Guerra in Ucraina: iSwiss lancia servizi gratuiti in lingua ucraina e li manterrà fino al 2023 in supporto alla popolazione

Aleo Christopher Ceo di iSwiss: «Per agevolare gli utenti ucraini, che hanno sicuramente altri problemi in questo momento, abbiamo introdotto una politica Zero Fee su tutte le commissioni per i clienti ucraini per un anno»

L’orribile guerra iniziata dalla Russia ai danni dell’Ucraina sta sconvolgendo tutto il mondo ma sopratutto un paese di oltre 44 milioni di abitanti al quale non ha portato solo morte e distruzione. Oltre un terzo delle industrie ucraine sono ferme e i prezzi, soprattutto per il carburante e il pane, sono quintuplicati. Un numero record di ucraini è senza lavoro. Il costo di in kg di pane è passato da 50 centesimi di euro prima della guerra ad oltre 4 euro attuali. L’emergenza umanitaria che sta maturando davanti ai nostri occhi non può lasciare nessuno indifferente.  Anche il mondo dell’economia, della finanza e degli affari non può restare indifferente. Per Aleo Christopher, amministratore delegato di iSwiss, che impiega nelle proprie sedi, molto personale proveniente dall’ Ucraina, è necessario iniziare a ricostruire sin d’ora ed uscire dall’orrore di una guerra simile, creando le condizioni per la rinascita e lo sviluppo dell’ambiente imprenditoriale ucraino.

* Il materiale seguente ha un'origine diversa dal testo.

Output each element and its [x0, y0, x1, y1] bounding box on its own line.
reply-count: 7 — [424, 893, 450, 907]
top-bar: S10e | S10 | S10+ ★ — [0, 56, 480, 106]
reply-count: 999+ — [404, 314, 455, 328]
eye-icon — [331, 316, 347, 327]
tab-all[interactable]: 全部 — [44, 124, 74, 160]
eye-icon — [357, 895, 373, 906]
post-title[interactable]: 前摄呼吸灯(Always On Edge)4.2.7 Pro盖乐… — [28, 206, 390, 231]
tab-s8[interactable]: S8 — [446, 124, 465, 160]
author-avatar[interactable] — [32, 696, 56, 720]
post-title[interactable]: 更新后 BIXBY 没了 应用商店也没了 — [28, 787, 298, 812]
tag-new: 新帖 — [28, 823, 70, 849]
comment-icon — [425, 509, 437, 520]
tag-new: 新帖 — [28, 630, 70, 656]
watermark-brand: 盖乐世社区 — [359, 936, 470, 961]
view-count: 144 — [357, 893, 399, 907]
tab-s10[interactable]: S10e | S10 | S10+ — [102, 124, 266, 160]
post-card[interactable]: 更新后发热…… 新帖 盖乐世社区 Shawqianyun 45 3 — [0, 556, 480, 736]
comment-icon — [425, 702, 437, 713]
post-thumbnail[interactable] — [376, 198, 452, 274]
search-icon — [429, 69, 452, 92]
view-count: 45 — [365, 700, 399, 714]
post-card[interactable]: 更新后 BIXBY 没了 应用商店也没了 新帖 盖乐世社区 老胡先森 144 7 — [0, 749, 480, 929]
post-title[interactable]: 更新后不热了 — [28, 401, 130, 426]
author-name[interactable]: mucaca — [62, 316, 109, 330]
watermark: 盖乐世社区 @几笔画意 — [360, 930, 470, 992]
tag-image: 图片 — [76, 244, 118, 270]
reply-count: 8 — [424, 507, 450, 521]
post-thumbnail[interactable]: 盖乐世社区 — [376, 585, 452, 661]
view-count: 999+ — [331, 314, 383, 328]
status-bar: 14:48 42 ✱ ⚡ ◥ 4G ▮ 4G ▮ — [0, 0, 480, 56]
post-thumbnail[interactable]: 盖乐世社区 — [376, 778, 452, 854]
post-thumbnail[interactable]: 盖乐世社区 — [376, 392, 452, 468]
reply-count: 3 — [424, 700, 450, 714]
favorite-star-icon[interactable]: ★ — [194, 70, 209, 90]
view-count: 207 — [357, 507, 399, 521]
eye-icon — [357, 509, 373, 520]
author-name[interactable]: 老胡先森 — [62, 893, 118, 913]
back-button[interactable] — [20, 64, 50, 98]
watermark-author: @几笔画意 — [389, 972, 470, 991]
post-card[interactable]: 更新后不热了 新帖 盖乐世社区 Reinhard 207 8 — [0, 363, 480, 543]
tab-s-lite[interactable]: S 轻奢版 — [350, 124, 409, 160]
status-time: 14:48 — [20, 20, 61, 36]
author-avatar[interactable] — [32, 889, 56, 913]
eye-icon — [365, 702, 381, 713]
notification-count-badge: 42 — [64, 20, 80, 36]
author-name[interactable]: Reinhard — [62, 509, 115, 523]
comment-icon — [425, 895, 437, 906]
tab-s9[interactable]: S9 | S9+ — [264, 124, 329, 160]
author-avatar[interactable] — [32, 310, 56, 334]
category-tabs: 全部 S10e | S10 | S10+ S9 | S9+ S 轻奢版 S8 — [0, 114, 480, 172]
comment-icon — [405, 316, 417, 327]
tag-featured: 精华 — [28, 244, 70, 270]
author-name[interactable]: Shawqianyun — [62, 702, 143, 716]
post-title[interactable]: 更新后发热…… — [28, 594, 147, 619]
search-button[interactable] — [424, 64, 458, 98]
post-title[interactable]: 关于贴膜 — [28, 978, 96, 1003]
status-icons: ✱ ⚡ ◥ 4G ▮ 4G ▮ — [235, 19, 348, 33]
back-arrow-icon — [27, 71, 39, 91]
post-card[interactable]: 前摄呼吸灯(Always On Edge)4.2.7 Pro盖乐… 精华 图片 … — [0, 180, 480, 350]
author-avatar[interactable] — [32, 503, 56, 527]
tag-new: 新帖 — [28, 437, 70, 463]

«Il sistema finanziario può e deve dare un contributo fondamentale alla ricostruzione dell’Ucraina consentendo ai produttori locali di ricevere ed effettuare pagamenti, in tutto il mondo, in maniera istantanea e a costi contenuti. Anzi per agevolare gli utenti ucraini, che hanno sicuramente altri problemi in questo momento, abbiamo introdotto una politica Zero Fee su tutte le commissioni per i clienti ucraini per un anno», afferma Aleo Christopher.

iSwiss ha presentato inoltre la versione in ucraino della propria app con diversi servizi che saranno integrati in via definitiva a breve. La app di iSwiss rappresenta una piccola rivoluzione per gli imprenditori ucraini. Le banche ucraine, infatti, utilizzano esclusivamente il sistema SWIFT e una rete di corrispondenti per effettuare bonifici e transazioni fuori dall’Ucraina e non sono collegate al sistema SEPA o TARGET2 massicciamente utilizzate dalle banche europee. Ciò comporta che un bonifico da e verso l’Ucraina impiega in media 10 giorni per essere evaso e i costi sono altissimi: le commissioni per operazioni di qualche decina di migliaia di euro, possono arrivare anche fino a 150 euro per singola transazione.

«Nel mondo globale, le infrastrutture fisiche, come le autostrade e le ferrovie, su cui viaggia la merce e le persone, devono essere accompagnate da efficienti infrastrutture finanziarie, che consentono agli imprenditori di incassare e pagare i propri fornitori in Cina o in Europa. Per questo la ricostruzione dell’Ucraina dovrà passare - anche - dalla ricostruzione, e dall’integrazione, del sistema finanziario nazionale con quello globale. Inoltre - continua l’amministratore di iSwiss,  Christopher Aleo -, il nostro centro studi, è certo nel meritato e veloce ingresso dell’Ucraina nella comunità europea  e nella ferma volontà di aprire nuovi sedi proprio in questa nazione».